Lady Eleanor Butler was the daughter of a wealthy landowner, educated in a French convent, and lived at Kilkenny Castle in Ireland. Sarah Ponsonby was less fortunate, having been orphaned as a young child and left without an inheritance. The two women first met in Kilkenny when Sarah was only 13 and Eleanor was 29 but, despite their age difference, they developed a close friendship which led to their decision to elope to England and spend their lives together. Ten years later, after one failed attempt to escape from Ireland, they arrived in Wales to search for a home that would afford them the seclusion they desired.

In the summer of 1780 they rented a little cottage called Pen-y-Maes, and remained there for the next 50 years.
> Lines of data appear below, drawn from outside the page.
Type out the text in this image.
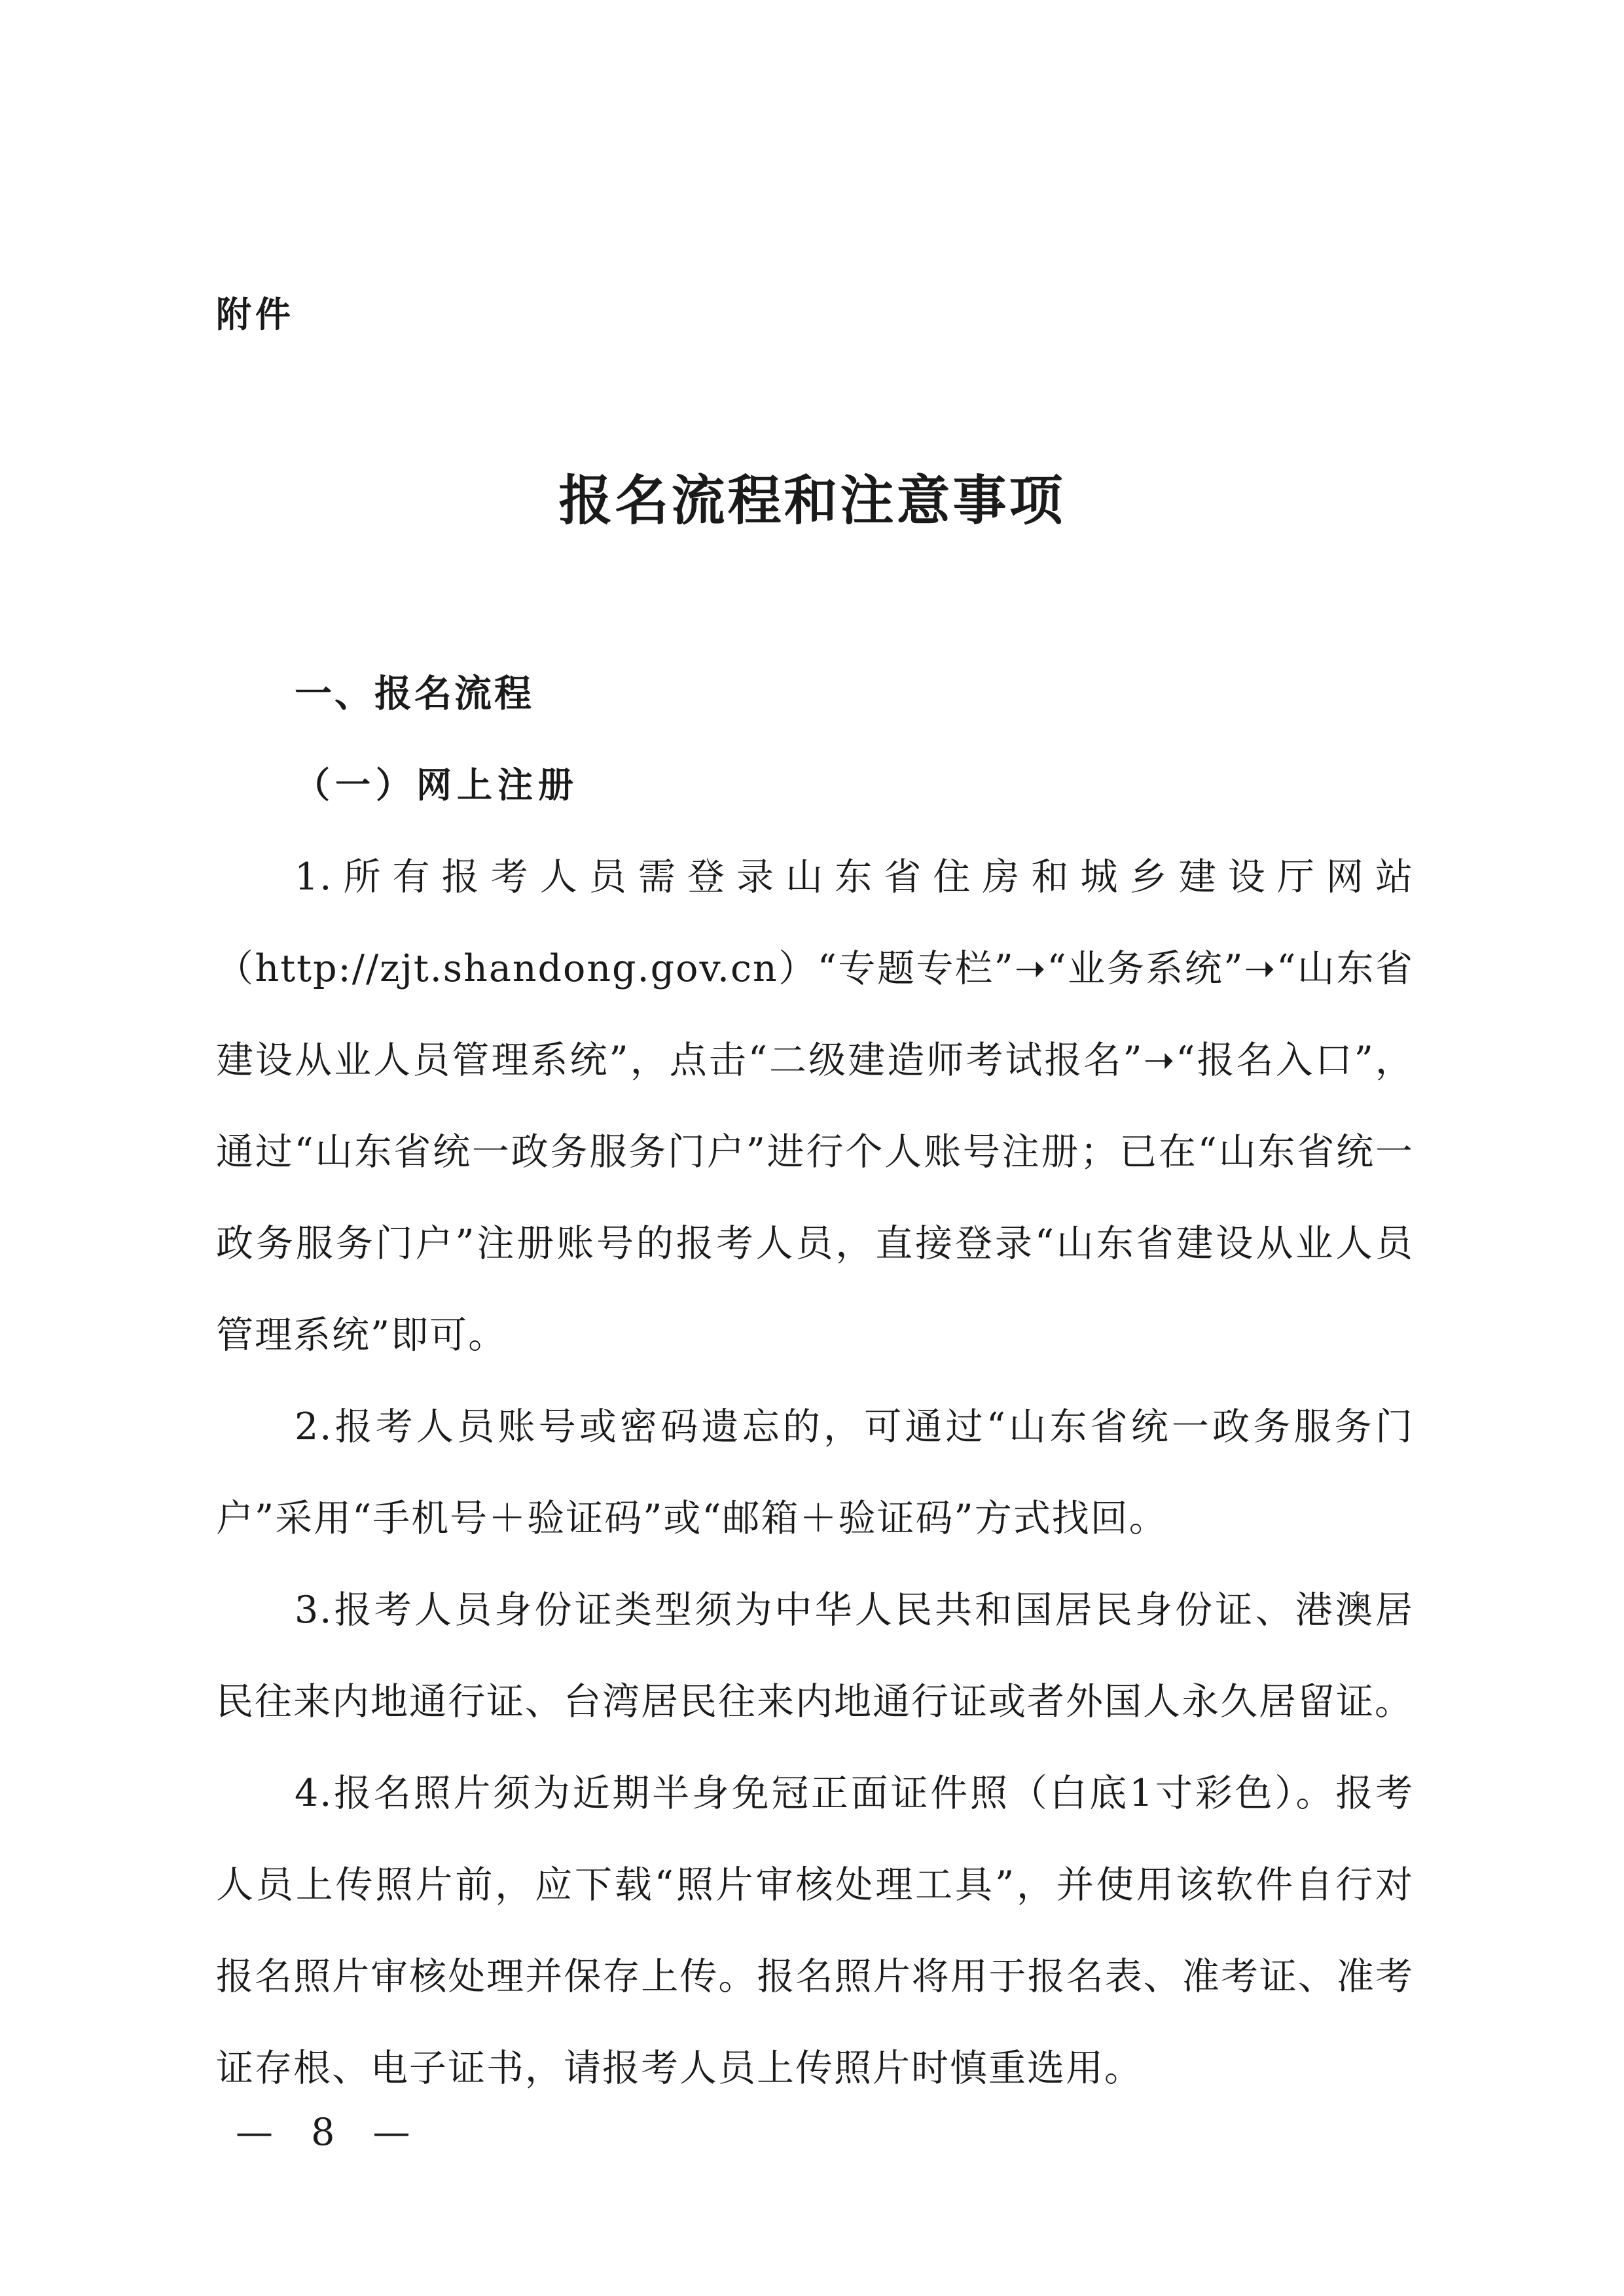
附件
报名流程和注意事项

一、报名流程

（一）网上注册

1.所有报考人员需登录山东省住房和城乡建设厅网站（http://zjt.shandong.gov.cn）“专题专栏”➝“业务系统”➝“山东省建设从业人员管理系统”，点击“二级建造师考试报名”➝“报名入口”，通过“山东省统一政务服务门户”进行个人账号注册；已在“山东省统一政务服务门户”注册账号的报考人员，直接登录“山东省建设从业人员管理系统”即可。

2.报考人员账号或密码遗忘的，可通过“山东省统一政务服务门户”采用“手机号＋验证码”或“邮箱＋验证码”方式找回。

3.报考人员身份证类型须为中华人民共和国居民身份证、港澳居民往来内地通行证、台湾居民往来内地通行证或者外国人永久居留证。

4.报名照片须为近期半身免冠正面证件照（白底1寸彩色）。报考人员上传照片前，应下载“照片审核处理工具”，并使用该软件自行对报名照片审核处理并保存上传。报名照片将用于报名表、准考证、准考证存根、电子证书，请报考人员上传照片时慎重选用。

— 8 —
Affectionately known as 'the ladies of Llangollen', the two women received a great deal of attention throughout their lives, and entertained many influential visitors, all carefully recorded in their diaries. One very famous and frequent visitor was the Duke of Wellington, and the ladies carved their initials and the year 1814 in the wooden fireplace mantle in his memory. As avid readers, their guests also included several notable names from the literary world including William Wordsworth, Sir Walter Scott and Richard Sheridan.

Not only did they change the name of the house to Plas Newydd, which simply means 'new hall', but they transformed the building into a fantasy of timber and stained glass, and created some delightful grounds. Much altered by successive owners, Plas Newydd today represents the ladies quite eccentric gothicisation incorporated into an extended and further embellished late 19th century home. With a passion for oak carving, Eleanor and Sarah filled the cottage with all sorts of elaborately worked panels, many of them brought as gifts by visiting friends.

The front porch, supported by two early 17th century bedposts, was particularly special to them and they christened this amazing creation by holding a 'porch-warming' party for a selective group of friends. Although the house contents were sold after the deaths of the ladies, it is well documented that most of the furniture pieces were also of heavy, dark oak, and this extraordinary amount of woodwork in the confined areas of the cottage must have created an overwhelming gloominess. The Local Authority are endeavouring to trace some of the original items to reinstate them alongside the diaries, letters, newspaper articles and personal possessions of the two ladies, which are currently on display.

Revered by the local community, written about in the gossip columns of newspapers, and immortalised by poets of the day, the ladies of Llangollen dressed in their strange masculine clothes hold a romantic fascination that appears not to have lessened with time.